In apartheid SA, blacks (as opposed to “coloreds” – those of mixed race) were not legally citizens of SA. The theory was that they were citizens of their respective bantustans; which was held to justify requiring them to carry passes whenever they were in SA proper, even if they lived there full-time and never even visited, or had not even been born in, their nominal bantustan homelands.

Yes; but it would have to include Palestine controlling all of its own borders not contiguous to Israel (i.e., its borders with Eqypt and Jordan), and evacuation of all Israeli settlements on the West Bank (or, at least, abandonment of them – i.e., the IDF would not go in and force settlers to leave, but neither would it guarantee their safety).

But that idea is not practical. To designate one tiny area of the world–smack dab in the Middle East, mind you–as a potential refuge for millions of people worldwide who share nothing in common except a cultural/religious identity, with the expectation that such a move would not cause the very type of conflicts that the refuge was supposed to ward against, is really not practical at all.

Persecution is a people problem, not just a Jewish one. If every persecuted people decided to make an area “theirs” for the purposes of protection, the world would be a much more violent place than it is today. Imagine the craziness that would result if Western blacks, fed up with racism and discrimination, decided that the “law of return” made them entitled to settle in South Africa? Would opening the floodgates to all these people, to hell with those who have been living there for generations, be practical? Would it be right?
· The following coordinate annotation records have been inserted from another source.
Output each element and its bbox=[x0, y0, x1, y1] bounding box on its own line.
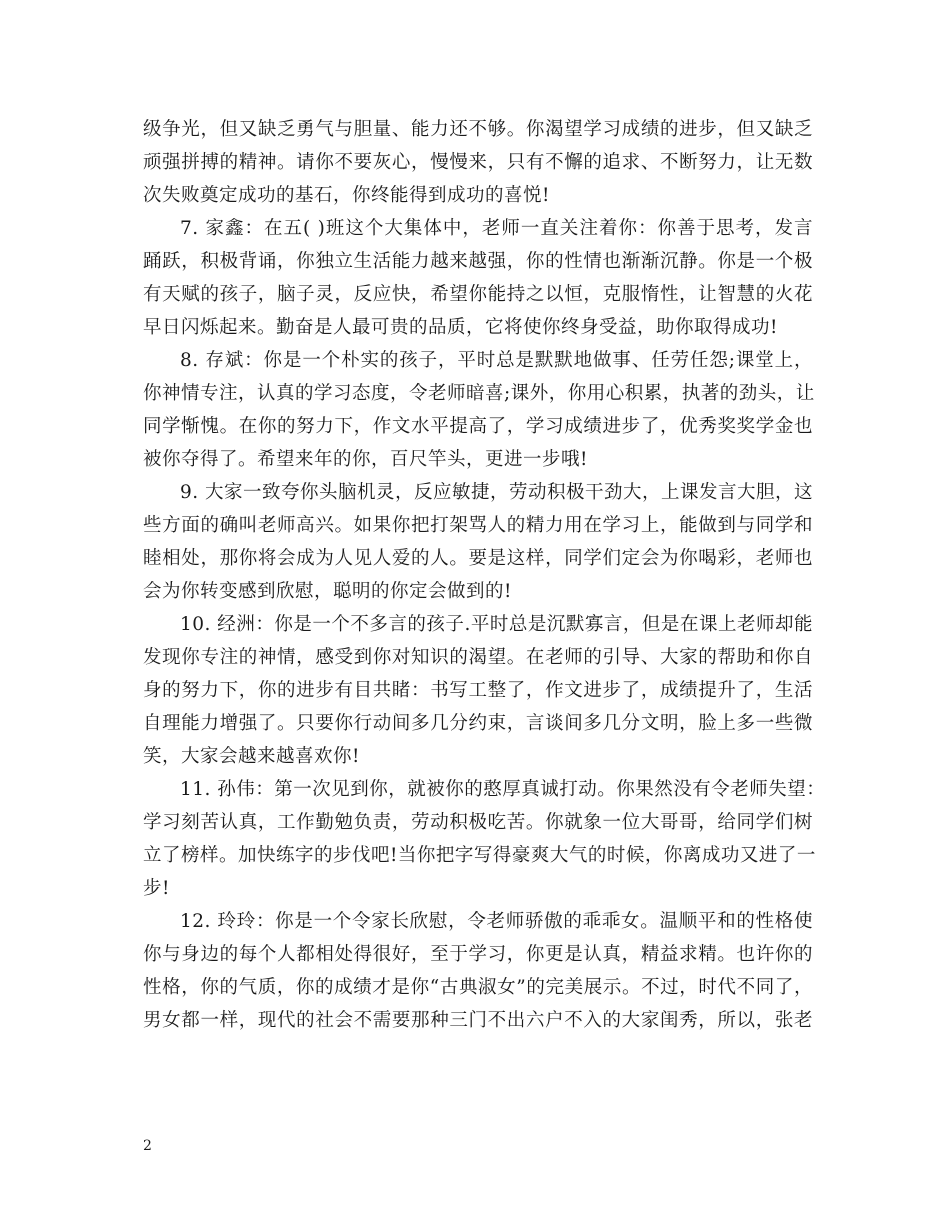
text-line: 顽强拼搏的精神。请你不要灰心，慢慢来，只有不懈的追求、不断努力，让无数 bbox=[143, 152, 813, 173]
text-line: 有天赋的孩子，脑子灵，反应快，希望你能持之以恒，克服惰性，让智慧的火花 bbox=[143, 284, 813, 305]
text-line: 男女都一样，现代的社会不需要那种三门不出六户不入的大家闺秀，所以，张老 bbox=[143, 1010, 813, 1031]
text-line: 步! bbox=[143, 878, 170, 899]
text-line: 8. 存斌：你是一个朴实的孩子，平时总是默默地做事、任劳任怨;课堂上， bbox=[180, 350, 813, 371]
text-line: 发现你专注的神情，感受到你对知识的渴望。在老师的引导、大家的帮助和你自 bbox=[143, 647, 813, 668]
document-body bbox=[143, 113, 826, 1037]
text-line: 身的努力下，你的进步有目共睹：书写工整了，作文进步了，成绩提升了，生活 bbox=[143, 680, 813, 701]
text-line: 7. 家鑫：在五( )班这个大集体中，老师一直关注着你：你善于思考，发言 bbox=[180, 218, 813, 239]
text-line: 早日闪烁起来。勤奋是人最可贵的品质，它将使你终身受益，助你取得成功! bbox=[143, 317, 778, 338]
text-line: 你与身边的每个人都相处得很好，至于学习，你更是认真，精益求精。也许你的 bbox=[143, 944, 813, 965]
paragraph bbox=[143, 905, 813, 1037]
text-line: 次失败奠定成功的基石，你终能得到成功的喜悦! bbox=[143, 185, 550, 206]
text-line: 性格，你的气质，你的成绩才是你“古典淑女”的完美展示。不过，时代不同了， bbox=[143, 977, 813, 998]
text-line: 12. 玲玲：你是一个令家长欣慰，令老师骄傲的乖乖女。温顺平和的性格使 bbox=[180, 911, 813, 932]
text-line: 会为你转变感到欣慰，聪明的你定会做到的! bbox=[143, 581, 512, 602]
paragraph bbox=[143, 344, 813, 476]
text-line: 9. 大家一致夸你头脑机灵，反应敏捷，劳动积极干劲大，上课发言大胆，这 bbox=[180, 482, 814, 503]
text-line: 11. 孙伟：第一次见到你，就被你的憨厚真诚打动。你果然没有令老师失望： bbox=[180, 779, 826, 800]
text-line: 学习刻苦认真，工作勤勉负责，劳动积极吃苦。你就象一位大哥哥，给同学们树 bbox=[143, 812, 813, 833]
paragraph bbox=[143, 212, 813, 344]
text-line: 10. 经洲：你是一个不多言的孩子.平时总是沉默寡言，但是在课上老师却能 bbox=[180, 614, 813, 635]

Here’s something interesting concerning Carter’s statement referenced in the OP:

I can understand a desire to not cross verbal swords with a lawyer who is also a partisan: but a debate request being “proof” that his subject is taboo in America?

I’m afraid that Carter is veering into tinfoil hat territory on this one.

If that’s a major aspect of apartheid, what’s the Israeli analogy? Aren’t Arabs born in Israel full-blown citizens of Israel, who can live there full time? The problem comes from including the West Bank and Gaza Strip as part of Israel, when these were actually invaded by Israel as an act of self-preservation since they were being used at staging grounds to attack Israel.

My own ideal solution is for the West Bank and Gaza to declare themselves as mini-nations and start building up local industries with the intent of peaceful co-existence. Second choice would be for Jordan and Egypt just annex them, give the people there full citizenship rights (for what that’s worth) and occupy them with professional troops with the mandate to crack down on any attempt to cross into Israel with bombers or missiles of other attacks.

And I’d like a pony.

Just another note that there is already a thread about the “apartheid” smear and why many of us belief it is pure inflamatory rhetoric. The op here was asking if there is an ongoing open debate in Israel about it. And of course there is a broad range of views in Israel from the extreme Right colonolists who still dream of a Greater Israel, to Orthodox who attend Iran’s Holocaust denial conference, to extreme Leftists who believe that Israel should dissolve, and everywhere in between and elsewhere on the spectrum. No shortage of opinions and debates on everything. But, to the best of my knowledge, those who would characterize Israeli policies as apartheid are even more marginalized that those who would promote a Greater Isreal as a realistic goal, which means damn marginalized. Even Gush Shalom(!) (who represent an extreme leftist position and who use the “apartheid” word themselves and are infamous for publishing maps of proposals that everyone who was there says are false) object to extending the analogy too far

I defer to our Israeli mebers, but I believe that the answer is “no”, no real debate.